« C’est absolument incroyable ! »
J’ai fini de tartiner ma troisième tranche de pain, je me suis servi une nouvelle tasse de café et ensuite j’ai demandé à Anita ce qui était incroyable.
« Là, dans le journal. Dans les dépêches nationales. »
Elle a abaissé l’épais quotidien sur ses genoux, découvrant ses cheveux blonds en bataille et ses yeux ensommeillés. J’ai haussé les épaules et j’ai plongé ma tartine dans la tasse fumante. L’odeur du café embaumait la cuisine.
Le dimanche matin, je me lève avant Anita pour aller acheter du pain et des croissants — de ceux qui laissent une belle tache de gras sur le cornet en papier. Et comme elle aime lire le journal en prenant son petit-déjeuner, je lui ramène l’édition du week-end qui, avec ses suppléments, avoisine deux kilos à la pesée. Pour le reste (faire la conversation, par exemple) il ne faut pas trop m’en demander, car j’aime savourer mes tartines dans le calme.
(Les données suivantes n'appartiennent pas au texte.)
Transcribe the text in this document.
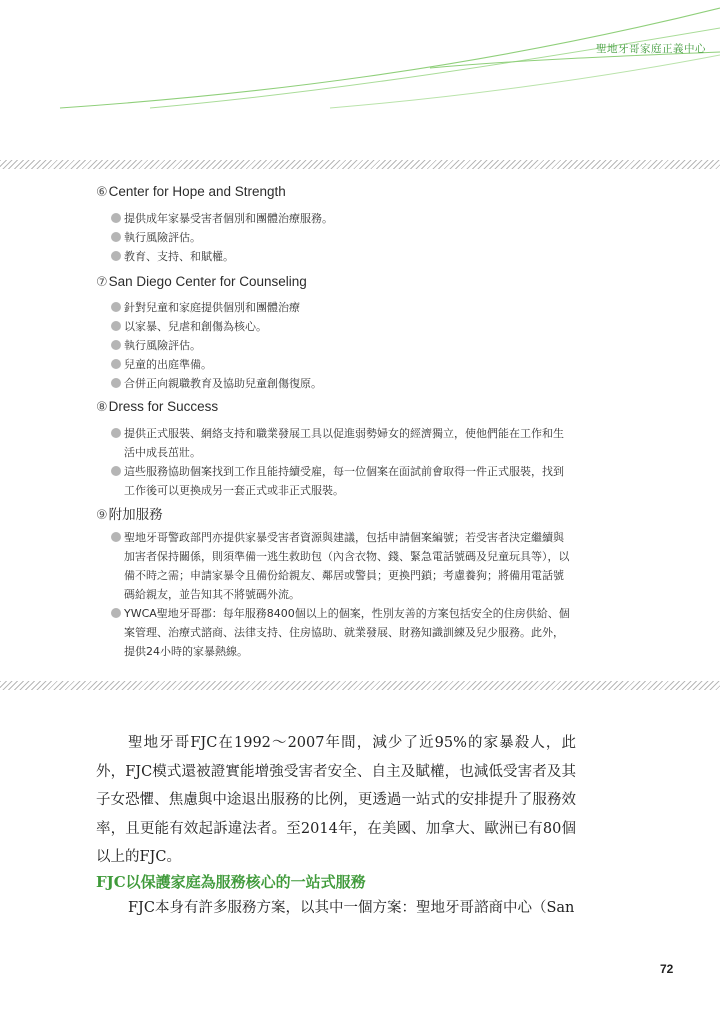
聖地牙哥家庭正義中心
⑥Center for Hope and Strength
提供成年家暴受害者個別和團體治療服務。
執行風險評估。
教育、支持、和賦權。
⑦San Diego Center for Counseling
針對兒童和家庭提供個別和團體治療
以家暴、兒虐和創傷為核心。
執行風險評估。
兒童的出庭準備。
合併正向親職教育及協助兒童創傷復原。
⑧Dress for Success
提供正式服裝、網絡支持和職業發展工具以促進弱勢婦女的經濟獨立，使他們能在工作和生活中成長茁壯。
這些服務協助個案找到工作且能持續受雇，每一位個案在面試前會取得一件正式服裝，找到工作後可以更換成另一套正式或非正式服裝。
⑨附加服務
聖地牙哥警政部門亦提供家暴受害者資源與建議，包括申請個案編號；若受害者決定繼續與加害者保持關係，則須準備一逃生救助包（內含衣物、錢、緊急電話號碼及兒童玩具等），以備不時之需；申請家暴令且備份給親友、鄰居或警員；更換門鎖；考慮養狗；將備用電話號碼給親友，並告知其不將號碼外流。
YWCA聖地牙哥郡：每年服務8400個以上的個案，性別友善的方案包括安全的住房供給、個案管理、治療式諮商、法律支持、住房協助、就業發展、財務知識訓練及兒少服務。此外，提供24小時的家暴熱線。
聖地牙哥FJC在1992～2007年間，減少了近95%的家暴殺人，此外，FJC模式還被證實能增強受害者安全、自主及賦權，也減低受害者及其子女恐懼、焦慮與中途退出服務的比例，更透過一站式的安排提升了服務效率，且更能有效起訴違法者。至2014年，在美國、加拿大、歐洲已有80個以上的FJC。
FJC以保護家庭為服務核心的一站式服務
FJC本身有許多服務方案，以其中一個方案：聖地牙哥諮商中心（San
72
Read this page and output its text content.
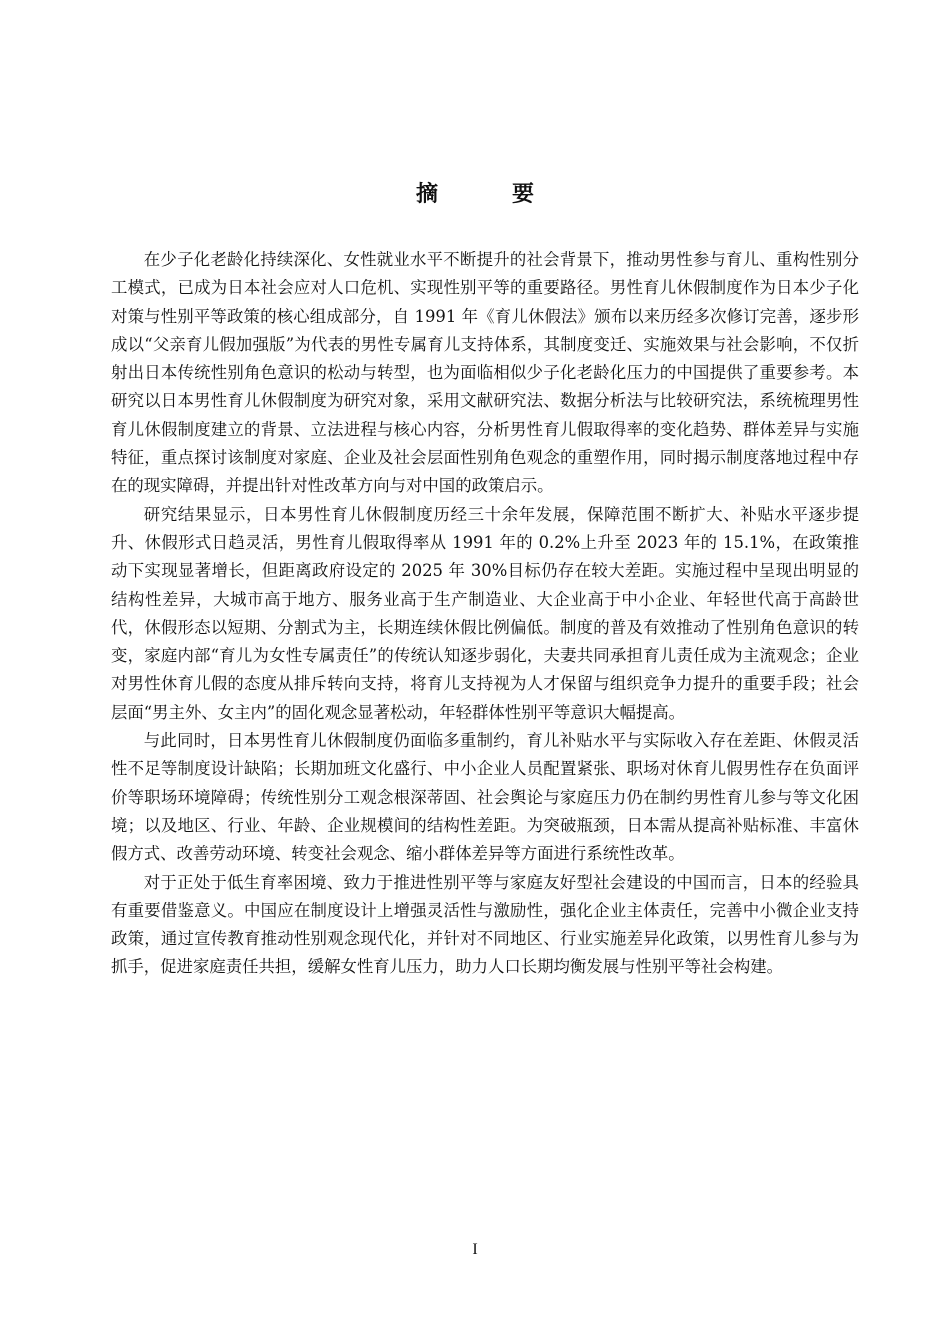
摘　要

在少子化老龄化持续深化、女性就业水平不断提升的社会背景下，推动男性参与育儿、重构性别分工模式，已成为日本社会应对人口危机、实现性别平等的重要路径。男性育儿休假制度作为日本少子化对策与性别平等政策的核心组成部分，自 1991 年《育儿休假法》颁布以来历经多次修订完善，逐步形成以“父亲育儿假加强版”为代表的男性专属育儿支持体系，其制度变迁、实施效果与社会影响，不仅折射出日本传统性别角色意识的松动与转型，也为面临相似少子化老龄化压力的中国提供了重要参考。本研究以日本男性育儿休假制度为研究对象，采用文献研究法、数据分析法与比较研究法，系统梳理男性育儿休假制度建立的背景、立法进程与核心内容，分析男性育儿假取得率的变化趋势、群体差异与实施特征，重点探讨该制度对家庭、企业及社会层面性别角色观念的重塑作用，同时揭示制度落地过程中存在的现实障碍，并提出针对性改革方向与对中国的政策启示。

研究结果显示，日本男性育儿休假制度历经三十余年发展，保障范围不断扩大、补贴水平逐步提升、休假形式日趋灵活，男性育儿假取得率从 1991 年的 0.2%上升至 2023 年的 15.1%，在政策推动下实现显著增长，但距离政府设定的 2025 年 30%目标仍存在较大差距。实施过程中呈现出明显的结构性差异，大城市高于地方、服务业高于生产制造业、大企业高于中小企业、年轻世代高于高龄世代，休假形态以短期、分割式为主，长期连续休假比例偏低。制度的普及有效推动了性别角色意识的转变，家庭内部“育儿为女性专属责任”的传统认知逐步弱化，夫妻共同承担育儿责任成为主流观念；企业对男性休育儿假的态度从排斥转向支持，将育儿支持视为人才保留与组织竞争力提升的重要手段；社会层面“男主外、女主内”的固化观念显著松动，年轻群体性别平等意识大幅提高。

与此同时，日本男性育儿休假制度仍面临多重制约，育儿补贴水平与实际收入存在差距、休假灵活性不足等制度设计缺陷；长期加班文化盛行、中小企业人员配置紧张、职场对休育儿假男性存在负面评价等职场环境障碍；传统性别分工观念根深蒂固、社会舆论与家庭压力仍在制约男性育儿参与等文化困境；以及地区、行业、年龄、企业规模间的结构性差距。为突破瓶颈，日本需从提高补贴标准、丰富休假方式、改善劳动环境、转变社会观念、缩小群体差异等方面进行系统性改革。

对于正处于低生育率困境、致力于推进性别平等与家庭友好型社会建设的中国而言，日本的经验具有重要借鉴意义。中国应在制度设计上增强灵活性与激励性，强化企业主体责任，完善中小微企业支持政策，通过宣传教育推动性别观念现代化，并针对不同地区、行业实施差异化政策，以男性育儿参与为抓手，促进家庭责任共担，缓解女性育儿压力，助力人口长期均衡发展与性别平等社会构建。

I
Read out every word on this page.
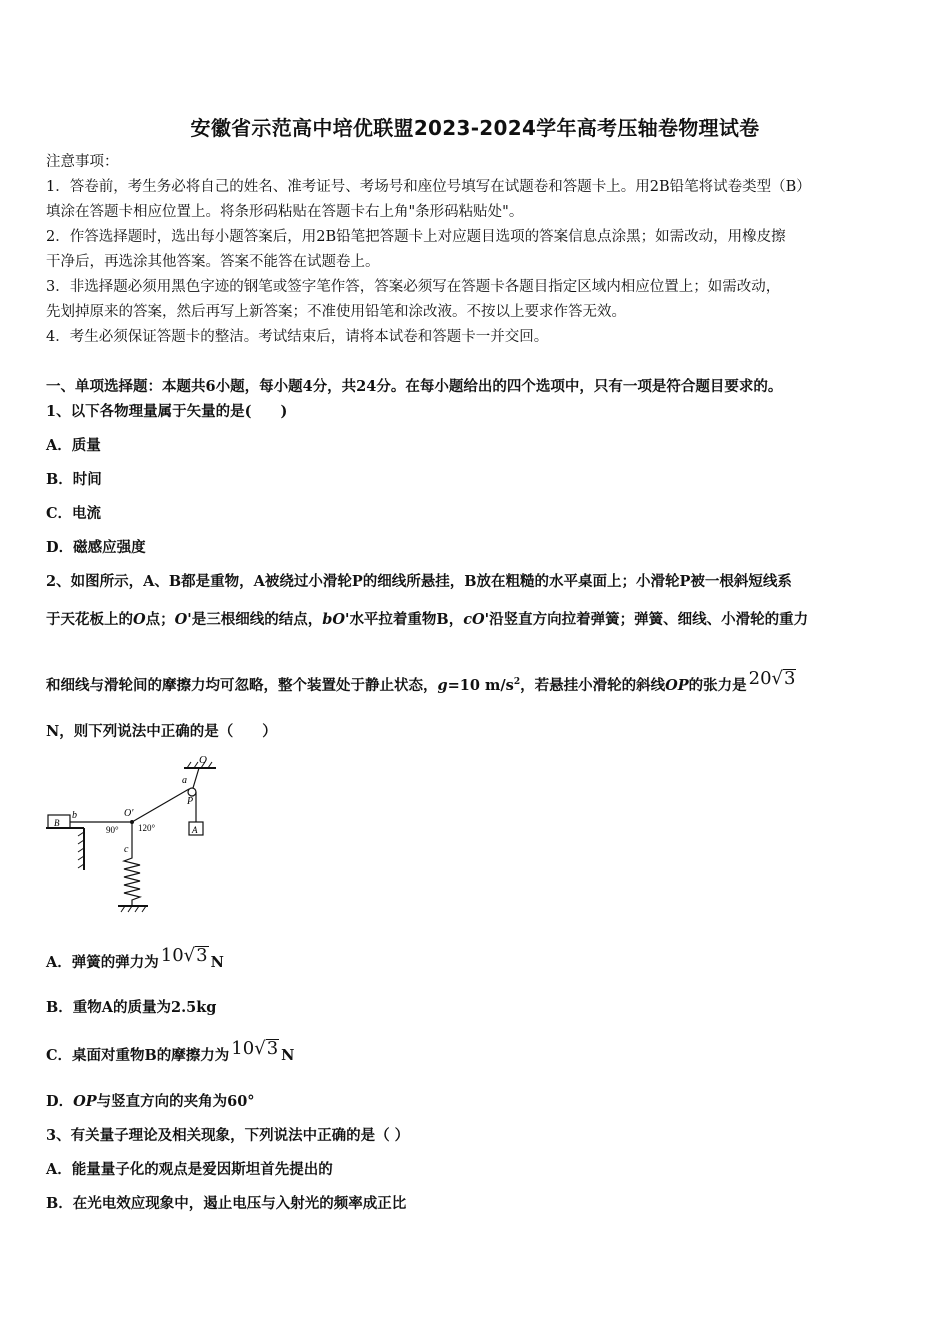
安徽省示范高中培优联盟2023-2024学年高考压轴卷物理试卷
注意事项：
1．答卷前，考生务必将自己的姓名、准考证号、考场号和座位号填写在试题卷和答题卡上。用2B铅笔将试卷类型（B）
填涂在答题卡相应位置上。将条形码粘贴在答题卡右上角"条形码粘贴处"。
2．作答选择题时，选出每小题答案后，用2B铅笔把答题卡上对应题目选项的答案信息点涂黑；如需改动，用橡皮擦
干净后，再选涂其他答案。答案不能答在试题卷上。
3．非选择题必须用黑色字迹的钢笔或签字笔作答，答案必须写在答题卡各题目指定区域内相应位置上；如需改动，
先划掉原来的答案，然后再写上新答案；不准使用铅笔和涂改液。不按以上要求作答无效。
4．考生必须保证答题卡的整洁。考试结束后，请将本试卷和答题卡一并交回。
一、单项选择题：本题共6小题，每小题4分，共24分。在每小题给出的四个选项中，只有一项是符合题目要求的。
1、以下各物理量属于矢量的是(　　)
A．质量
B．时间
C．电流
D．磁感应强度
2、如图所示，A、B都是重物，A被绕过小滑轮P的细线所悬挂，B放在粗糙的水平桌面上；小滑轮P被一根斜短线系
于天花板上的O点；O'是三根细线的结点，bO'水平拉着重物B，cO'沿竖直方向拉着弹簧；弹簧、细线、小滑轮的重力
和细线与滑轮间的摩擦力均可忽略，整个装置处于静止状态，g=10 $m/s^2$，若悬挂小滑轮的斜线OP的张力是 20√3
N，则下列说法中正确的是（　　）
O
a
P
A
B
b	O'
90° 120°
c
A．弹簧的弹力为 10√3 N
B．重物A的质量为2.5kg
C．桌面对重物B的摩擦力为 10√3 N
D．OP与竖直方向的夹角为60°
3、有关量子理论及相关现象，下列说法中正确的是（ ）
A．能量量子化的观点是爱因斯坦首先提出的
B．在光电效应现象中，遏止电压与入射光的频率成正比
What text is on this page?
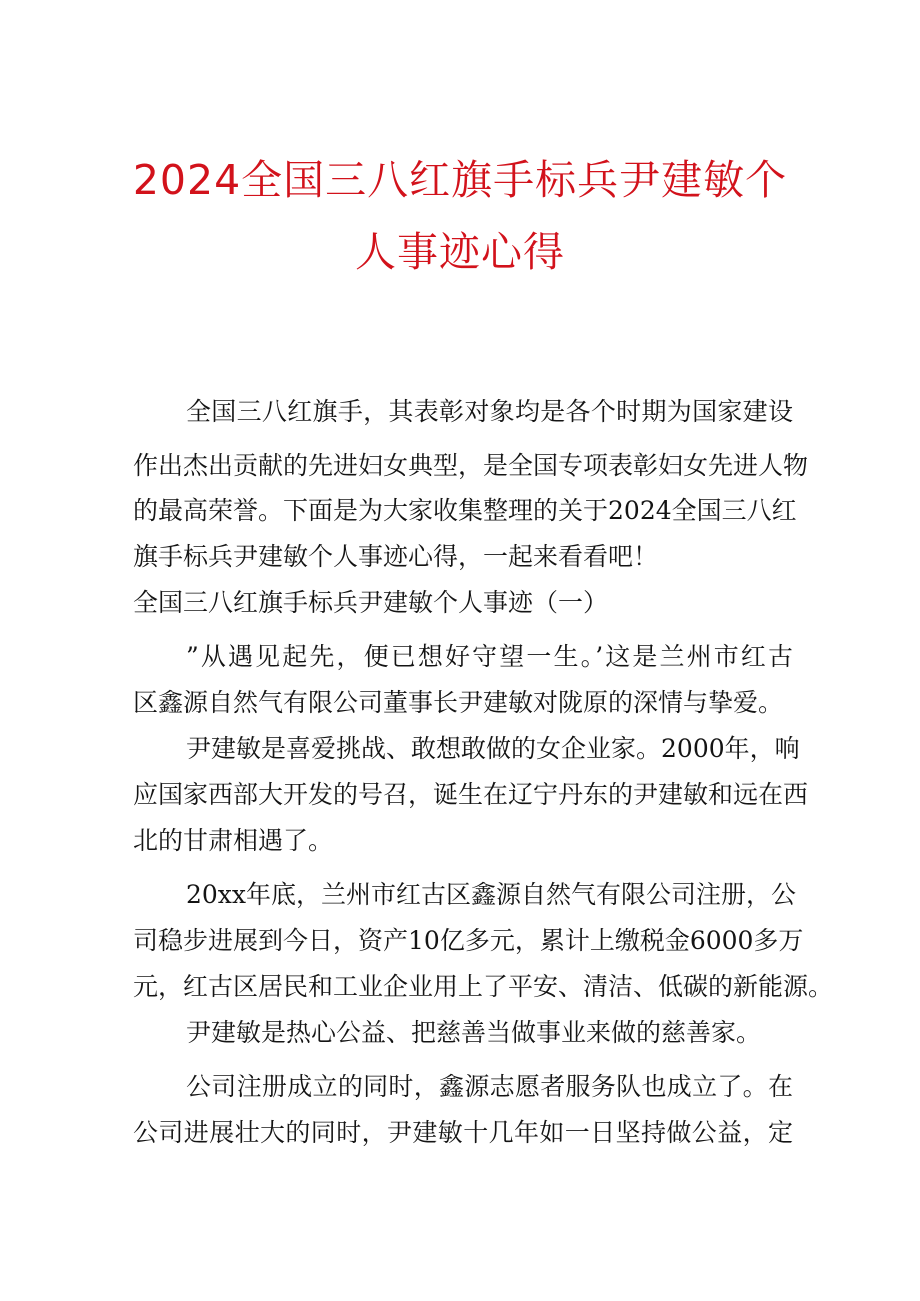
2024全国三八红旗手标兵尹建敏个
人事迹心得
全国三八红旗手，其表彰对象均是各个时期为国家建设
作出杰出贡献的先进妇女典型，是全国专项表彰妇女先进人物
的最高荣誉。下面是为大家收集整理的关于2024全国三八红
旗手标兵尹建敏个人事迹心得，一起来看看吧！
全国三八红旗手标兵尹建敏个人事迹（一）
”从遇见起先，便已想好守望一生。’这是兰州市红古
区鑫源自然气有限公司董事长尹建敏对陇原的深情与挚爱。
尹建敏是喜爱挑战、敢想敢做的女企业家。2000年，响
应国家西部大开发的号召，诞生在辽宁丹东的尹建敏和远在西
北的甘肃相遇了。
20xx年底，兰州市红古区鑫源自然气有限公司注册，公
司稳步进展到今日，资产10亿多元，累计上缴税金6000多万
元，红古区居民和工业企业用上了平安、清洁、低碳的新能源。
尹建敏是热心公益、把慈善当做事业来做的慈善家。
公司注册成立的同时，鑫源志愿者服务队也成立了。在
公司进展壮大的同时，尹建敏十几年如一日坚持做公益，定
« C’est tout toi, a-t-elle fait, tu ne t’intéresses pas au monde extérieur. »
Elle a poussé un long soupir et a repris le journal pour me le lire.
« Écoute un peu ça, tu ne vas pas en croire tes oreilles ! a-t-elle dit en se tortillant sur sa chaise. Hier matin, dans le canton de Lucerne, une ferme s’est littéralement… envolée ! Et ses occupants avec !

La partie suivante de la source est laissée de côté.